The data for the current study is collected from the largest online forum in Bulgaria - BGMamma. The forum has topics in various categories, each topic is a thread with comments from different users. In order to prepare the data in a format suitable for our task, we first selected topics with titles containing ‘въпрос’ (the Bulgarian word for ‘question’). The first comment in the topic is considered as a question. The next five comments in the topic are considered as answers to this question. We annotated manually 80 questions with the first 5 answers from the thread for each of them, i.e., 400 question-comment pairs. Each answer is annotated as either Good (it gives a direct answer to the given question) or Bad (it does not give a direct answer to the question).

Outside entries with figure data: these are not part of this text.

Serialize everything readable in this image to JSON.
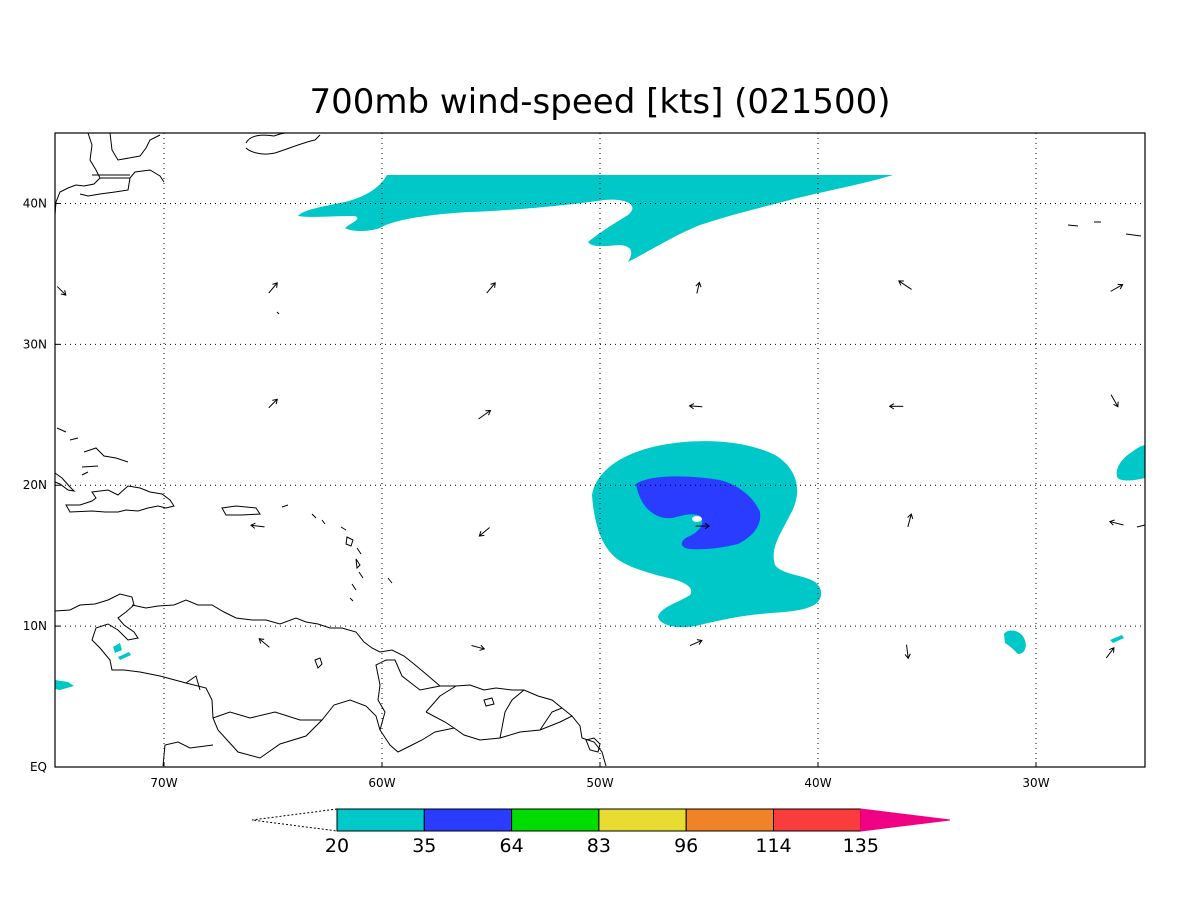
{
  "title": "700mb wind-speed [kts] (021500)",
  "x_axis": {
    "ticks": [
      "70W",
      "60W",
      "50W",
      "40W",
      "30W"
    ],
    "ticks_deg": [
      -70,
      -60,
      -50,
      -40,
      -30
    ],
    "range_deg": [
      -75,
      -25
    ]
  },
  "y_axis": {
    "ticks": [
      "EQ",
      "10N",
      "20N",
      "30N",
      "40N"
    ],
    "ticks_deg": [
      0,
      10,
      20,
      30,
      40
    ],
    "range_deg": [
      0,
      45
    ]
  },
  "grid": "dotted",
  "colorbar": {
    "labels": [
      "20",
      "35",
      "64",
      "83",
      "96",
      "114",
      "135"
    ],
    "colors": [
      "#00c8c8",
      "#2a3cff",
      "#00dc00",
      "#e6dc32",
      "#f08228",
      "#fa3c3c",
      "#f00082"
    ]
  },
  "contour_colors": {
    "kts_20_35": "#00c8c8",
    "kts_35_64": "#2a3cff"
  },
  "wind_vectors": [
    {
      "lon": -74.7,
      "lat": 33.8,
      "u": 1.0,
      "v": -1.0
    },
    {
      "lon": -65.0,
      "lat": 34.0,
      "u": 1.0,
      "v": 1.2
    },
    {
      "lon": -55.0,
      "lat": 34.0,
      "u": 1.0,
      "v": 1.2
    },
    {
      "lon": -45.5,
      "lat": 34.0,
      "u": 0.3,
      "v": 1.3
    },
    {
      "lon": -36.0,
      "lat": 34.2,
      "u": -1.5,
      "v": 1.0
    },
    {
      "lon": -26.3,
      "lat": 34.0,
      "u": 1.4,
      "v": 0.8
    },
    {
      "lon": -65.0,
      "lat": 25.8,
      "u": 1.0,
      "v": 1.0
    },
    {
      "lon": -55.3,
      "lat": 25.0,
      "u": 1.4,
      "v": 1.0
    },
    {
      "lon": -45.6,
      "lat": 25.6,
      "u": -1.5,
      "v": 0.1
    },
    {
      "lon": -36.4,
      "lat": 25.6,
      "u": -1.6,
      "v": 0.0
    },
    {
      "lon": -26.4,
      "lat": 26.0,
      "u": 0.8,
      "v": -1.4
    },
    {
      "lon": -65.7,
      "lat": 17.1,
      "u": -1.6,
      "v": 0.2
    },
    {
      "lon": -55.3,
      "lat": 16.7,
      "u": -1.2,
      "v": -1.0
    },
    {
      "lon": -45.3,
      "lat": 17.1,
      "u": 1.6,
      "v": 0.0
    },
    {
      "lon": -35.8,
      "lat": 17.5,
      "u": 0.4,
      "v": 1.5
    },
    {
      "lon": -26.3,
      "lat": 17.3,
      "u": -1.6,
      "v": 0.4
    },
    {
      "lon": -65.4,
      "lat": 8.8,
      "u": -1.2,
      "v": 1.0
    },
    {
      "lon": -55.6,
      "lat": 8.5,
      "u": 1.5,
      "v": -0.4
    },
    {
      "lon": -45.6,
      "lat": 8.8,
      "u": 1.4,
      "v": 0.6
    },
    {
      "lon": -35.9,
      "lat": 8.2,
      "u": 0.2,
      "v": -1.6
    },
    {
      "lon": -26.6,
      "lat": 8.1,
      "u": 0.9,
      "v": 1.2
    }
  ]
}
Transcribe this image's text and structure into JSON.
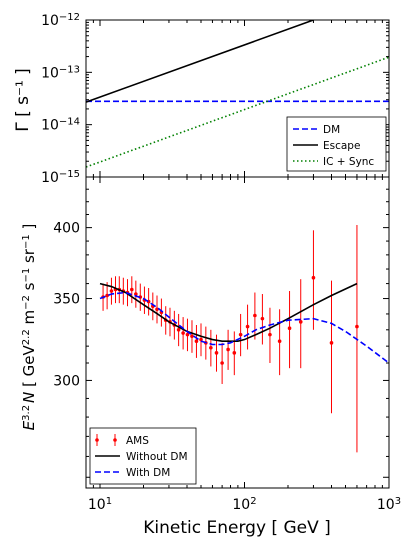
{
  "chart_data": [
    {
      "type": "line",
      "panel": "top",
      "ylabel": "Γ [ s⁻¹ ]",
      "xscale": "log",
      "yscale": "log",
      "xlim": [
        8,
        1000
      ],
      "ylim": [
        1e-15,
        1e-12
      ],
      "yticks": [
        {
          "value": 1e-15,
          "label": "10",
          "exp": "−15"
        },
        {
          "value": 1e-14,
          "label": "10",
          "exp": "−14"
        },
        {
          "value": 1e-13,
          "label": "10",
          "exp": "−13"
        },
        {
          "value": 1e-12,
          "label": "10",
          "exp": "−12"
        }
      ],
      "legend_position": "bottom-right",
      "series": [
        {
          "name": "DM",
          "color": "#0000ff",
          "style": "dashed",
          "x": [
            8,
            1000
          ],
          "y": [
            2.8e-14,
            2.8e-14
          ]
        },
        {
          "name": "Escape",
          "color": "#000000",
          "style": "solid",
          "x": [
            8,
            300
          ],
          "y": [
            2.7e-14,
            1e-12
          ]
        },
        {
          "name": "IC + Sync",
          "color": "#008000",
          "style": "dotted",
          "x": [
            8,
            1000
          ],
          "y": [
            1.55e-15,
            1.95e-13
          ]
        }
      ]
    },
    {
      "type": "line",
      "panel": "bottom",
      "xlabel": "Kinetic Energy [ GeV ]",
      "ylabel": "E^{3.2} N [ GeV^{2.2} m⁻² s⁻¹ sr⁻¹ ]",
      "xscale": "log",
      "yscale": "log",
      "xlim": [
        8,
        1000
      ],
      "ylim": [
        245,
        440
      ],
      "yticks": [
        300,
        350,
        400
      ],
      "xticks": [
        {
          "value": 10,
          "label": "10",
          "exp": "1"
        },
        {
          "value": 100,
          "label": "10",
          "exp": "2"
        },
        {
          "value": 1000,
          "label": "10",
          "exp": "3"
        }
      ],
      "legend_position": "bottom-left",
      "series": [
        {
          "name": "AMS",
          "color": "#ff0000",
          "style": "points-errorbars",
          "x": [
            10.5,
            11.2,
            12.0,
            12.8,
            13.6,
            14.5,
            15.5,
            16.6,
            17.7,
            19.0,
            20.3,
            21.7,
            23.2,
            24.8,
            26.6,
            28.5,
            30.5,
            32.7,
            35.0,
            37.6,
            40.3,
            43.3,
            46.5,
            50.0,
            54.0,
            58.5,
            64.0,
            70.0,
            77.0,
            85.0,
            94.0,
            105,
            118,
            133,
            150,
            175,
            205,
            245,
            300,
            400,
            600
          ],
          "y": [
            351,
            352,
            355,
            356,
            356,
            355,
            354,
            356,
            353,
            351,
            349,
            348,
            345,
            343,
            341,
            336,
            335,
            333,
            330,
            328,
            327,
            326,
            323,
            324,
            322,
            319,
            316,
            310,
            318,
            316,
            327,
            332,
            339,
            337,
            327,
            323,
            331,
            335,
            364,
            322,
            332
          ],
          "err": [
            9,
            9,
            9,
            9,
            9,
            9,
            9,
            9,
            9,
            9,
            9,
            9,
            9,
            9,
            9,
            9,
            9,
            9,
            10,
            10,
            10,
            10,
            10,
            10,
            10,
            11,
            11,
            12,
            12,
            13,
            13,
            14,
            15,
            16,
            17,
            20,
            24,
            28,
            34,
            40,
            70
          ]
        },
        {
          "name": "Without DM",
          "color": "#000000",
          "style": "solid",
          "x": [
            10,
            12,
            15,
            20,
            25,
            30,
            40,
            50,
            60,
            70,
            80,
            90,
            100,
            120,
            150,
            200,
            300,
            400,
            600
          ],
          "y": [
            360,
            358,
            354,
            346,
            340,
            335,
            329,
            326,
            324,
            323,
            323,
            323,
            324,
            327,
            331,
            337,
            346,
            352,
            360
          ]
        },
        {
          "name": "With DM",
          "color": "#0000ff",
          "style": "dashed",
          "x": [
            10,
            12,
            15,
            20,
            25,
            30,
            40,
            50,
            60,
            70,
            80,
            100,
            120,
            150,
            200,
            300,
            400,
            500,
            700,
            1000
          ],
          "y": [
            350,
            353,
            354,
            350,
            344,
            338,
            329,
            323,
            321,
            321,
            322,
            326,
            330,
            333,
            336,
            337,
            334,
            329,
            320,
            310
          ]
        }
      ]
    }
  ]
}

We split the annotated questions into training and test set. The training set has 50 questions with 5 answers each, i.e., 250 question-answer pairs.
The test set has 30 questions with 5 answers each, i.e., 150 question-answer pairs.
After the data was annotated, the topic categories, question texts, question subjects and comment texts were translated from Bulgarian to English with the Microsoft Translation API.
As an additional training data we use the Train-1 set from SemEval-2016 Task 3. From them, we took only the comments on positions from 1 to 5 in the forum thread. The difference of the SemEval labeling of the comments is that they also include Potentially Useful labels. We consider those labels Bad.